Yes—most programs start with a pilot designed to validate guideline clarity, estimate edge-case rates, and confirm export compatibility with your training stack. A good pilot includes a representative sample across environments and difficult scenarios, plus measurable acceptance criteria (per class and per label type). After the pilot, you’ll get a clear production plan: throughput expectations, QA approach, and a delivery schedule. This reduces risk and prevents scaling a spec that’s not yet stable.

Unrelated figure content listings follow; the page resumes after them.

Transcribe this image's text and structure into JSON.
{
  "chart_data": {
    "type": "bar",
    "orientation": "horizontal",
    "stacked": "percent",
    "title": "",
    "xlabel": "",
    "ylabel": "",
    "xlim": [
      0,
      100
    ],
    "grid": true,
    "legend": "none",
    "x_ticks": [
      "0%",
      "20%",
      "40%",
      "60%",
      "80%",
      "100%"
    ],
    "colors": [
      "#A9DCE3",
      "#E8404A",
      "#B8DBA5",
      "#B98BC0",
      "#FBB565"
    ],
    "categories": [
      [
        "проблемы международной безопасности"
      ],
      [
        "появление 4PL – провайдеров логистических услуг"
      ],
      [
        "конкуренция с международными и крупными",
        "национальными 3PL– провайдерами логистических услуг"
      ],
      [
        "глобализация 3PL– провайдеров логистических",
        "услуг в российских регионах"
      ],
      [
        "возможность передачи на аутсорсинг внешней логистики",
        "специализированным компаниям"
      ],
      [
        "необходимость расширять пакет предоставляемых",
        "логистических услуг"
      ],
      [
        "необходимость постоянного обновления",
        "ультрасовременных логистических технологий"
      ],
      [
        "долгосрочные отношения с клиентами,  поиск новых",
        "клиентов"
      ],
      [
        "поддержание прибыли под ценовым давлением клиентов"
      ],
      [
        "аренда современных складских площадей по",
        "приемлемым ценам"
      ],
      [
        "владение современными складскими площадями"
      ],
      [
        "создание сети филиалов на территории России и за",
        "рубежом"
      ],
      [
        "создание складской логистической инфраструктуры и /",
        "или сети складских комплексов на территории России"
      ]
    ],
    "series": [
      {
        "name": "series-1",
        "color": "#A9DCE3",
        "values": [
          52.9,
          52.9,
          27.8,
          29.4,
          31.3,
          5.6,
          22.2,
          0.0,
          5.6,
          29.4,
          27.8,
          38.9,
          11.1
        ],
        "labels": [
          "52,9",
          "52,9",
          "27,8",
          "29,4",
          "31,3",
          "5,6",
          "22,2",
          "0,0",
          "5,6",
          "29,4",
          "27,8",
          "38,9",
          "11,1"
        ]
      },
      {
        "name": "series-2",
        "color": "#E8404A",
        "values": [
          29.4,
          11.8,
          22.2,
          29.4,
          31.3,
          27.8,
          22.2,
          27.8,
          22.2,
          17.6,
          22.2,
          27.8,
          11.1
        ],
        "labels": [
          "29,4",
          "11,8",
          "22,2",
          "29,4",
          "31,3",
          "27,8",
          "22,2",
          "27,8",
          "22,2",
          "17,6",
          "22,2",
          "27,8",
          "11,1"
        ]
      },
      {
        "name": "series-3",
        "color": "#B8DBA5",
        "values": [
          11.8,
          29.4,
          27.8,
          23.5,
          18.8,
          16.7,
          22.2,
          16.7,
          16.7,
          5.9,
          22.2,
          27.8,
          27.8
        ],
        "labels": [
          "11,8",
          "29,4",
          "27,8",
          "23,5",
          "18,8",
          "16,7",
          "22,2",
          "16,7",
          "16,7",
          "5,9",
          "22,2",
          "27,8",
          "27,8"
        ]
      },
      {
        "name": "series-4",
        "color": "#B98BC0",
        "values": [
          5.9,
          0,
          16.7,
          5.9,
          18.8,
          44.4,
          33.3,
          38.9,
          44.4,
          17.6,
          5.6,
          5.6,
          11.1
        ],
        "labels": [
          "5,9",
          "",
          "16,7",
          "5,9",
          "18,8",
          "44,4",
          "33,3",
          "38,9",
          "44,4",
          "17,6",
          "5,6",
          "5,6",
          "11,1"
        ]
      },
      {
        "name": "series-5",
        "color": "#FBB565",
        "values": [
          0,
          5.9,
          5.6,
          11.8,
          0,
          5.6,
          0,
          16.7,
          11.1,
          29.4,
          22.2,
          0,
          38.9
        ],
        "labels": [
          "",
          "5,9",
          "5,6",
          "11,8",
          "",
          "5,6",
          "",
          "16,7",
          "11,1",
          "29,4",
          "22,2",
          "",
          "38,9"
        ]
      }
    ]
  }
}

Who owns the annotated data and can Abaka reuse it?
You own your data and the resulting annotations. Abaka’s policy is that your data is exclusively yours—never repurposed, resold, or shared—and we never build models that compete with you. We also maintain full IP provenance, which helps ensure the dataset remains defensible for audits and downstream commercial use. If you require additional contractual language around ownership, retention, or deletion, we can align terms during scoping and implement the controls operationally in our secure pipeline.
What tools do you use for image annotation and QA management?
We use Abaka Forge—our all-in-one platform for collection, cleaning, annotation, and production workflows across image, video, and 3D/4D point cloud. Abaka Forge supports task configuration, role-based access, QA sampling and gating, adjudication, and export standardization. It also applies large-model automation for suitable steps to accelerate delivery while keeping humans in the loop for final decisions. If your team has custom validators or schema checks, we can integrate them into the delivery process.
What is the minimum dataset size for outsourcing image annotation to Abaka?
There’s no fixed minimum, but the best results come when you have enough volume to justify a stable spec, calibration, and QA measurement—often a few thousand images for a meaningful pilot. For smaller datasets, we can still help by focusing on high-precision labeling and expert adjudication, especially if edge cases are critical. If you’re early-stage, we can design a phased plan that starts small, proves quality, and then scales as your training needs grow, without changing vendors or tools.